Even a superficial survey of the facts makes it evident that cases of mimicry tend to run in series—that a closely related series of mimics, though often of very different pattern and colour, tends to resemble a closely related series of models. In Asia we have the Cosmodesmus Papilios mimicking a series of Danaines, while the true Papilios (cf. Appendix II) tend to resemble a series of the less conspicuous members of the Pharmacophagus group. In the same region the various species of Elymnias form a series resembling a series of Danaines. In Africa there stands out the Cosmodesmus group again mimicking a Danaine series, and in part also an Acraeine series. Overlapping the Acraeines again are various forms of the Nymphaline genus Pseudacraea. It is also of interest that in Danais chrysippus and Acraea encedon the Danaine and Acraeine series overlap (cf. [Pl. IX]). Similar phenomena occur also in South America, where closely parallel series of colour patterns are exhibited by several

Ithomiines, by Heliconius, Lycorea, Dismorphia, and other genera (cf. p. [39]). On the other hand such mimetic resemblances as are shewn by the South American Swallow-tails of the Papilio and Cosmodesmus groups are almost all with the Pharmacophagus group, and almost all of the red-black kind (cf. p. [43]).

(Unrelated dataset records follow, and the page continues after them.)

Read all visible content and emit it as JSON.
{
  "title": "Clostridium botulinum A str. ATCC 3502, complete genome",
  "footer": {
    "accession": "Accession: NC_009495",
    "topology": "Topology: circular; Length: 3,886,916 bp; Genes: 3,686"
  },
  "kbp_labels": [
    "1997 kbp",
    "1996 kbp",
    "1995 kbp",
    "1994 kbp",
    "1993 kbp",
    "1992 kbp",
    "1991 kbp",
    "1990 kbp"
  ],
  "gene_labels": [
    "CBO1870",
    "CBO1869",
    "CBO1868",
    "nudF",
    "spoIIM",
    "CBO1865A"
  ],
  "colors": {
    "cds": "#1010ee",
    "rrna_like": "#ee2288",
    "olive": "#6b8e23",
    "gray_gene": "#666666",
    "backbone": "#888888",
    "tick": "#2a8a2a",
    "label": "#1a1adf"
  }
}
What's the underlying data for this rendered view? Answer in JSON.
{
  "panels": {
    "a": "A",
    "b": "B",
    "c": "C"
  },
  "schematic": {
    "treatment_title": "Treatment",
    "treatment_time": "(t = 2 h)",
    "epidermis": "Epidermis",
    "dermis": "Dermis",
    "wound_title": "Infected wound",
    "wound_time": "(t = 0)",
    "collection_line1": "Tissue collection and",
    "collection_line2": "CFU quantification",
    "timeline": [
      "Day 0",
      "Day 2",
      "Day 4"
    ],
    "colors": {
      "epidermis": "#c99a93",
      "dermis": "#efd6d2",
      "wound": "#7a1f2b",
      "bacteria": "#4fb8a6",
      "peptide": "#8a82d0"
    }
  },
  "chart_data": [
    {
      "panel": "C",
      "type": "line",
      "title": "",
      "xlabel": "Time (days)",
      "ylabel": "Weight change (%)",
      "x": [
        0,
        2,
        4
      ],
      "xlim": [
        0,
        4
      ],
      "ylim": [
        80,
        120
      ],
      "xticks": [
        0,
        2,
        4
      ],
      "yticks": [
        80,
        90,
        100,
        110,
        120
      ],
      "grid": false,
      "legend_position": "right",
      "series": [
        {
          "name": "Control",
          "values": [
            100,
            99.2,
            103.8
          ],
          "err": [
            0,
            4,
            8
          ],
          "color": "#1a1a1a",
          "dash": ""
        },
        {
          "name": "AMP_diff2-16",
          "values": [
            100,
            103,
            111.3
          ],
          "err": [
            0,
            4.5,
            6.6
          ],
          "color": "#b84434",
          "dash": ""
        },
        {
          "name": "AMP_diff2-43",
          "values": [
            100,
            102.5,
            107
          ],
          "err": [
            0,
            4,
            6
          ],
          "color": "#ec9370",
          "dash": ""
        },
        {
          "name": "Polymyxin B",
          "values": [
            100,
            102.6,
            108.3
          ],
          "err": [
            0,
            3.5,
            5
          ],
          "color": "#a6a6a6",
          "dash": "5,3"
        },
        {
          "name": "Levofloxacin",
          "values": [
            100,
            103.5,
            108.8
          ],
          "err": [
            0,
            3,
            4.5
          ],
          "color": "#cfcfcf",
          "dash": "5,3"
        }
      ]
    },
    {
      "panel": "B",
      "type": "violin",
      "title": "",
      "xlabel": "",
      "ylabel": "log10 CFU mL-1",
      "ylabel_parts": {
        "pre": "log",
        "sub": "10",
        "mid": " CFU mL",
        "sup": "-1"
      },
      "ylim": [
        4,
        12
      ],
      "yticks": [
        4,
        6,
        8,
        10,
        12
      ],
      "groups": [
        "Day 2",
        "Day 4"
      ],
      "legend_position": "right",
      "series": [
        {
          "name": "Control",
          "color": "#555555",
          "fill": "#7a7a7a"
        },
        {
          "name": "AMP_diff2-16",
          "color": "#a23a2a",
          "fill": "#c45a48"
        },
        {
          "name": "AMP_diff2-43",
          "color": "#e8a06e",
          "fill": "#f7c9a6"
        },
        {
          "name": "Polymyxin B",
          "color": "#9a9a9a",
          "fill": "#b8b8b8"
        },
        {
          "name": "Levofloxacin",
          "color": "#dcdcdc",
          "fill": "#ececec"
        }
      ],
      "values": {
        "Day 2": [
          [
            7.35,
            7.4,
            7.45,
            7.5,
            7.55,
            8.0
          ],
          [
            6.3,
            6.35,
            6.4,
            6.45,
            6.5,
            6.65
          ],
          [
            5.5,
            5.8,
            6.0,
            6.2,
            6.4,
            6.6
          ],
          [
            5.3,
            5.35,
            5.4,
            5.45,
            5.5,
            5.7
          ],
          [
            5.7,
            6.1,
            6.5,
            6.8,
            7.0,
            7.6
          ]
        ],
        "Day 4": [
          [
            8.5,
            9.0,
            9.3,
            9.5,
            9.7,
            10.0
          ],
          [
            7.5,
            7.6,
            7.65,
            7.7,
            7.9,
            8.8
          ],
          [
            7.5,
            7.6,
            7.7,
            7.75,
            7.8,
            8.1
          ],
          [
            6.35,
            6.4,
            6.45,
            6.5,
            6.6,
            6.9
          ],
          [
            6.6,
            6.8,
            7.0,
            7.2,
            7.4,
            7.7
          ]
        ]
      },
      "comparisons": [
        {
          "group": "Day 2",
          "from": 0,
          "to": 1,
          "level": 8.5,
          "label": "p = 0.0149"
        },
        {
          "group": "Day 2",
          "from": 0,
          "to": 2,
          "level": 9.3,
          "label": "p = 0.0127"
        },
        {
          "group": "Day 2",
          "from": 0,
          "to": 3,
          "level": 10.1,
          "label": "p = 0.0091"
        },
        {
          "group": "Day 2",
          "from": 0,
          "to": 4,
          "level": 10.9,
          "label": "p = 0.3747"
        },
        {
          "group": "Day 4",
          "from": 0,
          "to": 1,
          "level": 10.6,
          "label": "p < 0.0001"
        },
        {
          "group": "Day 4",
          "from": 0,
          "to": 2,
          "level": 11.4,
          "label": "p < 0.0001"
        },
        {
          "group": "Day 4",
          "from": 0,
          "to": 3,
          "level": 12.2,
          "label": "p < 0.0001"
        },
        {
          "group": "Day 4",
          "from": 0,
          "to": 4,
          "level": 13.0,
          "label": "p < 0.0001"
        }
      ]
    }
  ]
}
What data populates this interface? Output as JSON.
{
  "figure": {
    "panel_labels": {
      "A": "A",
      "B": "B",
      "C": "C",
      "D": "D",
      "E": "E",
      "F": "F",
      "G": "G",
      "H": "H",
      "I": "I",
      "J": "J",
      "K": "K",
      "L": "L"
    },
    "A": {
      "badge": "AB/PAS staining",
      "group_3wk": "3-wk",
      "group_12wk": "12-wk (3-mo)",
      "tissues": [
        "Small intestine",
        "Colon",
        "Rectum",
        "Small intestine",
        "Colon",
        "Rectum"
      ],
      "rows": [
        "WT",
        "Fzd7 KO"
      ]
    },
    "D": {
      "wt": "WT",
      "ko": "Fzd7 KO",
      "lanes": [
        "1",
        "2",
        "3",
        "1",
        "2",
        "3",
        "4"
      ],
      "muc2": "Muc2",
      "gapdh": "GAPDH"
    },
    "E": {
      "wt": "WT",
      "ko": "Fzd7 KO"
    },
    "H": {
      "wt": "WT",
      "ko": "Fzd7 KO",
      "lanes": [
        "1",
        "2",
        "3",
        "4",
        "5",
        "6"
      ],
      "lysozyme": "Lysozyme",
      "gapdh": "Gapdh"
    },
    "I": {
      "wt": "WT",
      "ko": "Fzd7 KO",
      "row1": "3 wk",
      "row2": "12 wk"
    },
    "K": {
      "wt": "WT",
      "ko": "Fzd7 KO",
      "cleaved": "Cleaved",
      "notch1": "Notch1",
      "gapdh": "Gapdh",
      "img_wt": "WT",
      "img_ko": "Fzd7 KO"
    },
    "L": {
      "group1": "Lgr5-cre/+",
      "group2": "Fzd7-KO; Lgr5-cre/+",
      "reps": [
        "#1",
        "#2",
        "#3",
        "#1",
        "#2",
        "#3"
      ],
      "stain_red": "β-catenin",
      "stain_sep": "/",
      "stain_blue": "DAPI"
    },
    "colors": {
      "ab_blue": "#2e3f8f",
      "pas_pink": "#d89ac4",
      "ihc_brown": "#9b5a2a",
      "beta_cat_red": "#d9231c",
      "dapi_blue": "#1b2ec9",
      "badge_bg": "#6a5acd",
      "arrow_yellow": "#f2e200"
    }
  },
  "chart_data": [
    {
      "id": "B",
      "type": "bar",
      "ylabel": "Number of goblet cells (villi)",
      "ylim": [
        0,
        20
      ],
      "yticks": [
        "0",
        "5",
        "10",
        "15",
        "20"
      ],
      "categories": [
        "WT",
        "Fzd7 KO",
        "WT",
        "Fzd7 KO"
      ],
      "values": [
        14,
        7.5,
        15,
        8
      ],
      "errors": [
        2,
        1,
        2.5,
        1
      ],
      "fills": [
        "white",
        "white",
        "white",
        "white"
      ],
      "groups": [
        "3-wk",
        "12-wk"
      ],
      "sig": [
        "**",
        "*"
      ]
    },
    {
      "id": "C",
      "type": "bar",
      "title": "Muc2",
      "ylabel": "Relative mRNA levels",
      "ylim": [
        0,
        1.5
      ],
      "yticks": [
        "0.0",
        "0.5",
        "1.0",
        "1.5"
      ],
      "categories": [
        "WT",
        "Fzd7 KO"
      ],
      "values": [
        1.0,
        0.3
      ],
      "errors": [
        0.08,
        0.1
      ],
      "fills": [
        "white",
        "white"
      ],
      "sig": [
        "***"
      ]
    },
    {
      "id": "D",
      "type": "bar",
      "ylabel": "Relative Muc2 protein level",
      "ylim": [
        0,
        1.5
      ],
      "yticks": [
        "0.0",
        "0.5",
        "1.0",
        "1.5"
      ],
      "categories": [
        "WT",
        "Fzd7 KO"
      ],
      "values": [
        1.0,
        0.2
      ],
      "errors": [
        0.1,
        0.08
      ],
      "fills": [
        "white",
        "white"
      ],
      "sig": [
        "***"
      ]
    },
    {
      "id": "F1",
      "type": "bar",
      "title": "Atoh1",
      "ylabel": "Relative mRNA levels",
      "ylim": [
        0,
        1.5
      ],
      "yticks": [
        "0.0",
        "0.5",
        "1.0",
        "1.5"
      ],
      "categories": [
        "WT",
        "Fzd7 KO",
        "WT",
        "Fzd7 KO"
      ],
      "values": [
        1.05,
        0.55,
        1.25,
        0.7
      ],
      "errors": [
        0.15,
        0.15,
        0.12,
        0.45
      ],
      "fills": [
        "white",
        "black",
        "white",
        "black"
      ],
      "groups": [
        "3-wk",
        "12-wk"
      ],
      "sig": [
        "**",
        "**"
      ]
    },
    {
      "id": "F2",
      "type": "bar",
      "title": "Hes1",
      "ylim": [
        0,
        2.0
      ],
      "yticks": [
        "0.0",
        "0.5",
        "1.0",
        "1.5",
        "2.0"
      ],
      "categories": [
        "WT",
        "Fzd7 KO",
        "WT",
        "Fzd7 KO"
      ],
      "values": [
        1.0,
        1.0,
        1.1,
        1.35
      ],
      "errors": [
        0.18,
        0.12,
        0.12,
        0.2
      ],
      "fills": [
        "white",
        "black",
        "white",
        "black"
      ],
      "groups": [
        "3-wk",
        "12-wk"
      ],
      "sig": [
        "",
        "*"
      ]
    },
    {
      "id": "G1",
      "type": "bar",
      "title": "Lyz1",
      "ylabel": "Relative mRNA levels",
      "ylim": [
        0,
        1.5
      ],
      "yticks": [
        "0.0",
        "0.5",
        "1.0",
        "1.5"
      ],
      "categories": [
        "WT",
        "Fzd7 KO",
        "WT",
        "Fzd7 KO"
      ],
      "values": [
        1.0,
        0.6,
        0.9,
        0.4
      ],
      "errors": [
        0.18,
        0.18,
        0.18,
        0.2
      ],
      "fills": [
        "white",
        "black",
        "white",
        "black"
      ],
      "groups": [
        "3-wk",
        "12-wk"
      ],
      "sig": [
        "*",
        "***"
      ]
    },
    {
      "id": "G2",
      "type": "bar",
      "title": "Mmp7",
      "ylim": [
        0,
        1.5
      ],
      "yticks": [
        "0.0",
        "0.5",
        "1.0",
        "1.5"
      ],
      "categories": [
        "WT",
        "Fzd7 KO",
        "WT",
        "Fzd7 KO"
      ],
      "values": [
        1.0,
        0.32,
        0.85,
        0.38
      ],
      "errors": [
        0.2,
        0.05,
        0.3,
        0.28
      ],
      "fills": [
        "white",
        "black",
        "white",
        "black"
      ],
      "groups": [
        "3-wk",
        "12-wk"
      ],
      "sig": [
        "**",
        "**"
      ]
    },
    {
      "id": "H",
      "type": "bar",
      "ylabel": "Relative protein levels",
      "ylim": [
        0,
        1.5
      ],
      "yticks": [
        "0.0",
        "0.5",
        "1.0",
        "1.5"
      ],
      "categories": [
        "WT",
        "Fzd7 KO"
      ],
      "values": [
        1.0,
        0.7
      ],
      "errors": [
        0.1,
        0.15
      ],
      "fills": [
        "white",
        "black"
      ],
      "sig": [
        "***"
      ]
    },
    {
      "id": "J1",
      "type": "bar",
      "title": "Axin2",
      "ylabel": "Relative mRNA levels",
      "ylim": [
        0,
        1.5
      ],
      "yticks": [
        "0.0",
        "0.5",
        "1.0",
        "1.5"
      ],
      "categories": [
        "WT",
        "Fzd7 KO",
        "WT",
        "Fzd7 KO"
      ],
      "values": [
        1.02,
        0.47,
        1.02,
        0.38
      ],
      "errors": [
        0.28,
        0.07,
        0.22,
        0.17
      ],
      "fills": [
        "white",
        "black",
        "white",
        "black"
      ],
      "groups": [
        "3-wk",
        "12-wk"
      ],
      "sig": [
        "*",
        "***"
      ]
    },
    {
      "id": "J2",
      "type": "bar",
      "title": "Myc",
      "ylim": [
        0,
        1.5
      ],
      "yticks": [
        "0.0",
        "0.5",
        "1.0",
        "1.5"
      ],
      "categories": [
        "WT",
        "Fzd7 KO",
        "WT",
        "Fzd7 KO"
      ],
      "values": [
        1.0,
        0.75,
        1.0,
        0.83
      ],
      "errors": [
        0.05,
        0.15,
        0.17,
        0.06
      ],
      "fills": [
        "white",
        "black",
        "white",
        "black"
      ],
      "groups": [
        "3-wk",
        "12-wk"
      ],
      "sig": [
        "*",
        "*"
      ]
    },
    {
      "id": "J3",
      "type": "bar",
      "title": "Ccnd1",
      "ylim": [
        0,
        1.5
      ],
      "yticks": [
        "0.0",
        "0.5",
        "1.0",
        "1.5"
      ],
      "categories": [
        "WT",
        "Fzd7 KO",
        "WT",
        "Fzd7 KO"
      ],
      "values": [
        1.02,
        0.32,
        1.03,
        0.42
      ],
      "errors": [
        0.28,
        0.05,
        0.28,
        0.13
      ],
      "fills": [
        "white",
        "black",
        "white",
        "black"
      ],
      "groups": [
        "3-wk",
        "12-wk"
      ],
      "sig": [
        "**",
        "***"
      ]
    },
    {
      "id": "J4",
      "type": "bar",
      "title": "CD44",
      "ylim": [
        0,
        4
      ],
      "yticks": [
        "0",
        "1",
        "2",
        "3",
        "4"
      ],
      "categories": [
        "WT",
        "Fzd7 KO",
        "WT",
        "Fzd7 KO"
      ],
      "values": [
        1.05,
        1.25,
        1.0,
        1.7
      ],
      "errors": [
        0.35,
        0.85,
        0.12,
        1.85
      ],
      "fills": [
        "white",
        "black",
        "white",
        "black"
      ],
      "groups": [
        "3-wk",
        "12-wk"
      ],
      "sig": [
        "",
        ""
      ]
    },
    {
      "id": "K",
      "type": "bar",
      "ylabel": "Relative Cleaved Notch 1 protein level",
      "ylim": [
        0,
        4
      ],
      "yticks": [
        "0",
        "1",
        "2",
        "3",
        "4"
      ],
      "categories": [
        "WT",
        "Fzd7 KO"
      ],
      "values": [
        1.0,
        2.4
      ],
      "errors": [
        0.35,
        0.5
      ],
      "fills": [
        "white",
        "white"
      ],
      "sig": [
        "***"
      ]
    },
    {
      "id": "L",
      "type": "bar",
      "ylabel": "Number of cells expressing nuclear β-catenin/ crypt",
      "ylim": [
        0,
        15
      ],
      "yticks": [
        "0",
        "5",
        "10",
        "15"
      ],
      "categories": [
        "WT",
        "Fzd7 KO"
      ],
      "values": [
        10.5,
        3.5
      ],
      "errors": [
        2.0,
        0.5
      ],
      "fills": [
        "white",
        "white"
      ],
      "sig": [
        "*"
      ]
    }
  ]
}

On the whole it may be stated that the majority of cases of mimicry fall into one or other of such series as the above. If we select a case of mimicry at random we shall generally find that there are at least several close allies of the mimic resembling several close allies of the model. Isolated cases such as the resemblance between Pareronia and Danais (p. [23]), between Archonias and a Pharmacophagus Papilio (p. [43]), or the extraordinary instance of Papilio laglaizei and Alcidis agathyrsus, must be regarded as exceptional.